As early as mid-spring, light poles along Wilson Blvd in Clarendon will be outfitted with new fixtures that monitor crowds and identify potential emergencies.
The technology will be installed sometime this spring as part of a pilot project involving multiple Arlington County departments as well as Comcast, the Commonwealth Cyber Initiative and US Ignite — a nonprofit focused on community innovation. The initiative is dubbed the “Safety and Innovation Zone demonstration project.”
During its recessed meeting yesterday (Tuesday), the County Board voted 4-1, with Takis Karantonis dissenting, in favor of the pilot project. US Ignite is donating $90,000 to buy the light fixtures, which Comcast will provide, along with a three-month trial of public Wi-Fi in the area.
Karantonis said his vote should not be interpreted as a vote of no-confidence, but rather, it should signal that he is still skeptical and would like to see more public engagement.
The primary use for the fixtures, to be installed along the 2900 block of Wilson Blvd, will be “people counting,” said Holly Hartell, who presented the project on behalf of the Department of Technology Services. In other words, the light fixtures will monitor crowd sizes and flow to recognize unexpected movements that could indicate a potential threat or emergency situation.
“This is an effort to speed things up where seconds and minutes count,” said Arlington County Fire Chief David Povlitz. “If we could gain information to send the right resource to the right place in a timely fashion that could really accelerate us operationally and also safety-wise.”
The light fixtures do not have the capacity to videotape people, capture images or provide identifying information, Hartell said.
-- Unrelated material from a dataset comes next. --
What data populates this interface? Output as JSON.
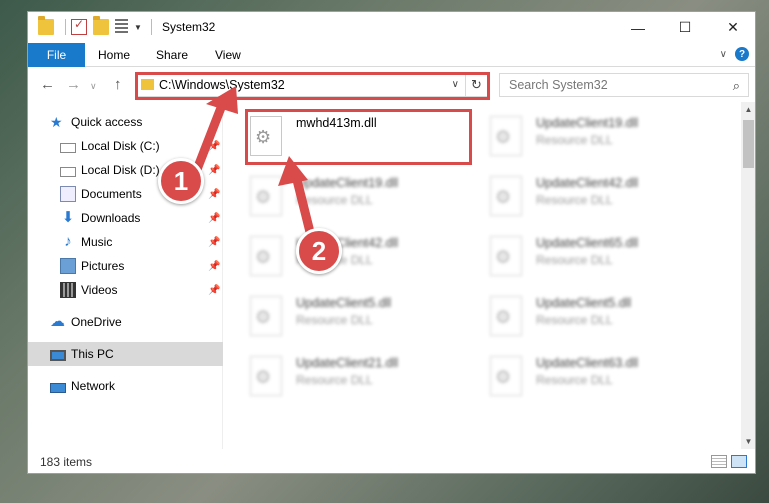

They can pick up the presence or absence of an event they have been programmed to detect, such as a large crowd moving quickly. This data will be converted into text and sent to a dashboard in the county’s Emergency Communications Center.
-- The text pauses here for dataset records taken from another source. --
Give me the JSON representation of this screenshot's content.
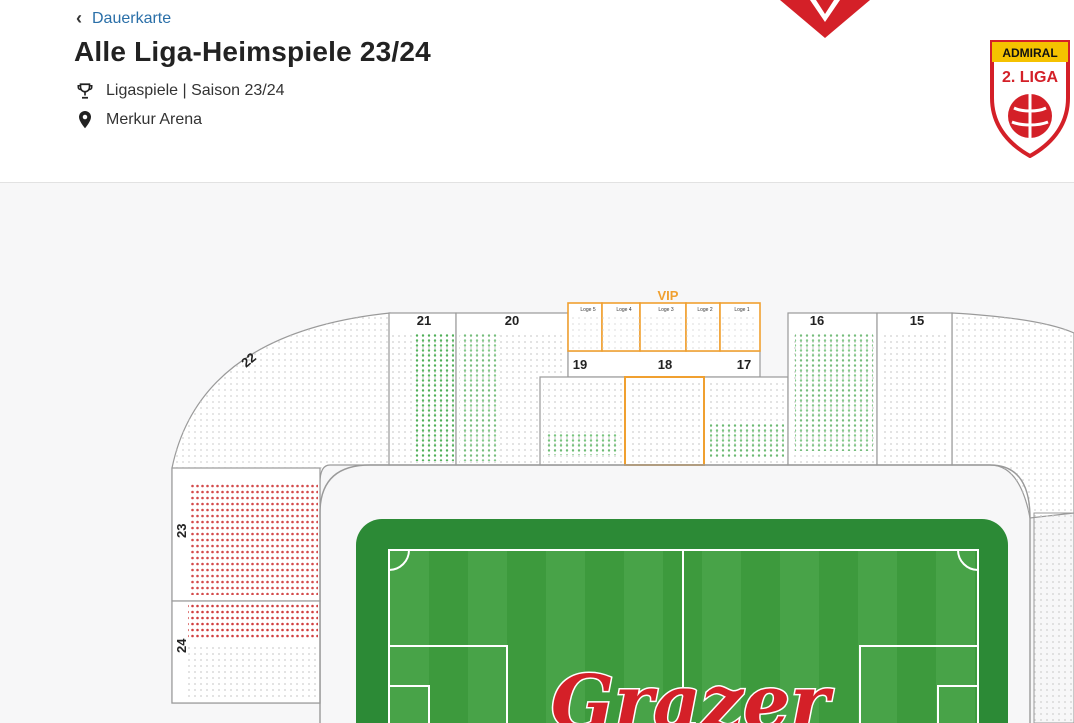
{
  "header": {
    "back_label": "Dauerkarte",
    "title": "Alle Liga-Heimspiele 23/24",
    "competition": "Ligaspiele | Saison 23/24",
    "venue": "Merkur Arena"
  },
  "league_logo": {
    "brand": "ADMIRAL",
    "league": "2. LIGA"
  },
  "stadium": {
    "sectors_top": [
      "21",
      "20",
      "19",
      "18",
      "17",
      "16",
      "15"
    ],
    "sectors_side": [
      "22",
      "23",
      "24"
    ],
    "vip": {
      "label": "VIP",
      "loges": [
        "Loge 5",
        "Loge 4",
        "Loge 3",
        "Loge 2",
        "Loge 1"
      ]
    },
    "pitch_text": "Grazer"
  },
  "colors": {
    "accent_link": "#2a6fa8",
    "available_seat": "#1f9e2a",
    "taken_seat": "#cc2b2b",
    "vip": "#f0a030",
    "pitch": "#3d9a3d"
  }
}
“Everything will be anonymous,” Hartell said. “You will never be able to identify an individual person.”
Later on, the technology could be used to detect falls, blasts, shots, and distress cries, as well as sudden temperature changes or the presence of smoke.
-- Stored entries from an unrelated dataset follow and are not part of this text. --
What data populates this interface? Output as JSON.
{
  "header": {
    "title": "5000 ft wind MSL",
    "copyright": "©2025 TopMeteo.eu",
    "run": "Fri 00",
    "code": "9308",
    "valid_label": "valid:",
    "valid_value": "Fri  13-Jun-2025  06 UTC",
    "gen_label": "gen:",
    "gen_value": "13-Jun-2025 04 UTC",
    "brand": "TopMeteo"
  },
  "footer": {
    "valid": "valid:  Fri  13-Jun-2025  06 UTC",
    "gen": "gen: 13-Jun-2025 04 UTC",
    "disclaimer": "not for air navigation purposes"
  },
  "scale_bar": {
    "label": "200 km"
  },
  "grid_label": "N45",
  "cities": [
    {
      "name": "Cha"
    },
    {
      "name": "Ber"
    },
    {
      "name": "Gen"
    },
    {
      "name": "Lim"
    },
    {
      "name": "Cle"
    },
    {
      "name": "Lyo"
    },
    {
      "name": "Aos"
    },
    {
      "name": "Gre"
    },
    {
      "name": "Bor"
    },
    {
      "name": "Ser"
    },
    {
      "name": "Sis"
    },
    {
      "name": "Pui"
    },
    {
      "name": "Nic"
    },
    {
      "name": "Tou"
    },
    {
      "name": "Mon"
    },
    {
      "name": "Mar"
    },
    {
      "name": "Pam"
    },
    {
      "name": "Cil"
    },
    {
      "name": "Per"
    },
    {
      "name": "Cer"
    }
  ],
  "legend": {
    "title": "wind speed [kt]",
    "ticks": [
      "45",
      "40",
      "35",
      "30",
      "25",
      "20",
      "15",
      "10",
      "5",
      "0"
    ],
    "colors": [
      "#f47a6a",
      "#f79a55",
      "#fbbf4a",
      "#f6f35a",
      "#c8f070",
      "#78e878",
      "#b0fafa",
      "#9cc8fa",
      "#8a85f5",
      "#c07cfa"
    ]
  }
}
The fire chief added that “this [pilot] is just a start and we hope to be able to build this out in the county in time.”
“We are aware of people who are concerned,” Hartell later told ARLnow, of questions raised about the project. “I understand their concerns, and I want to give them the confidence that what we’re looking at is not going to be in any way impacting their privacy.”
The partners in the project — CCI, US Ignite and Comcast — are all providing best practices on collecting data while respecting privacy, she said. The county has also developed a privacy framework to use as it goes about the project.
“We are protecting people’s privacy while improving our services,” she said.
The pilot project will be in place for about one year. The first few months will be spent refining the uses for the technology, followed by six months of data collection, and finally, an assessment period. Next spring, the county will decide if the project could be replicated elsewhere. At that time, there will be robust public engagement opportunities, Hartell said.
During the meeting, Hartell said the block was chosen because it has a vibrant business district and a “pretty active restaurant and pedestrian activity,” even now during the pandemic.
One incident the technology might have caught in that location, had it been in place a few years ago: the famous 2018 Cheesecake Factory incident, when a promotion for free cheesecake got out of control
The original proposal was to focus on social distancing and mask-wearing, according to the staff report. A small number of business members of the Clarendon Alliance were consulted on the idea, and their concern led to a shift away from coronavirus measures, staff said.